One of the things that has always mystified me is the unusual selection of food products in the grocery stores here. There's plenty of national pride in the dairy section, and the Sláuturfélag Suðurlands can always be relied on for a good meat product, but what about the canned goods, the shampoo, and the laundry soap? When I started to look at things, the variety was astounding. I've seen drinking straws from Greece, our favorite spicy bottled sauce, Nando's, is from South Africa (this one always makes us hum "Fernando" as we cook). The green peas are from Kenya, the canned tomatoes all have English prices printed on the labels, we buy Italian cornflakes, and panty liners have Arabic instructions. When I started to see Eastern European packaging for the shampoo, I had to find out what the deal was.

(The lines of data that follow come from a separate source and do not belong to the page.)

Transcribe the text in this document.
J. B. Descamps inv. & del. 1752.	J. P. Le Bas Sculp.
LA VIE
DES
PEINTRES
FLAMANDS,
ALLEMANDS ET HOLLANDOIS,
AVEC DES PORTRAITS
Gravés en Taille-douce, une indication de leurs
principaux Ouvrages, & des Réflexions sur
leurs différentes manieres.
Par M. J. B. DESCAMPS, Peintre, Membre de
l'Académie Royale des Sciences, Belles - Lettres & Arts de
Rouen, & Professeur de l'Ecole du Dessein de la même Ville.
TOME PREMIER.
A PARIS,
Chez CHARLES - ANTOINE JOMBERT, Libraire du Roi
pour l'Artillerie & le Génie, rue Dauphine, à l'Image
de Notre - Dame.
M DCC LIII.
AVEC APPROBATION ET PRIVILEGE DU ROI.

Most of the people I had asked had never thought about it. Much like I didn't spend much time thinking about what was available at the local Stah Mahket, these are the products they grew up seeing so they hadn't thought of it as much of a burning question. I finally found the answer last week, and it's not too unexpected. Turns out the deal is that most countries require that products sold in the stores there be labled in the local language. Iceland's market is so tiny that they don't have similar requirements, just stating that there be labels in either English or another Scandinavian language. This has meant that occasionally we've had to cross-reference certain products in an attempt to figure out if it is exactly what we want. Laundry products are one of those challenges, since there are so many similarly-packaged liquids that perform different functions. After learning the Danish words for "fabric softener" and "hand washing soap" I am starting to understand why so many Icelanders can read so many other languages. It's the only way they can keep their clothes in order.

Actually, it takes me back to my first trip here a year ago, when I bought some tempting looking spinach balls at the store. When I turned the package over when I brought it home, J and I were lost in the sea of crossed o's and a's with circles on the top. I found a phrase with numbers in it, so I figured it must be the time they had to cook and followed the "instructions" for dinner. When I asked an Icelandic friend about it a few days later, turns out I was reading how many months they could be kept in the freezer, and the cooking instructions didn't have any numbers in it. The meal turned out great anyway, so I guess it wasn't much of a liability after all.

Ship report: Guðmundur is getting scraped down, and there's been a lot of fishing boat activity in and out of the harbor today. I've also got to get down to inspect the boats at the shipyard next to where Guðmundur is- these are all much smaller boats that make much slower progress. They're also not so conveniently close to the road, so a quick drive-by isn't enough to be able to see the names.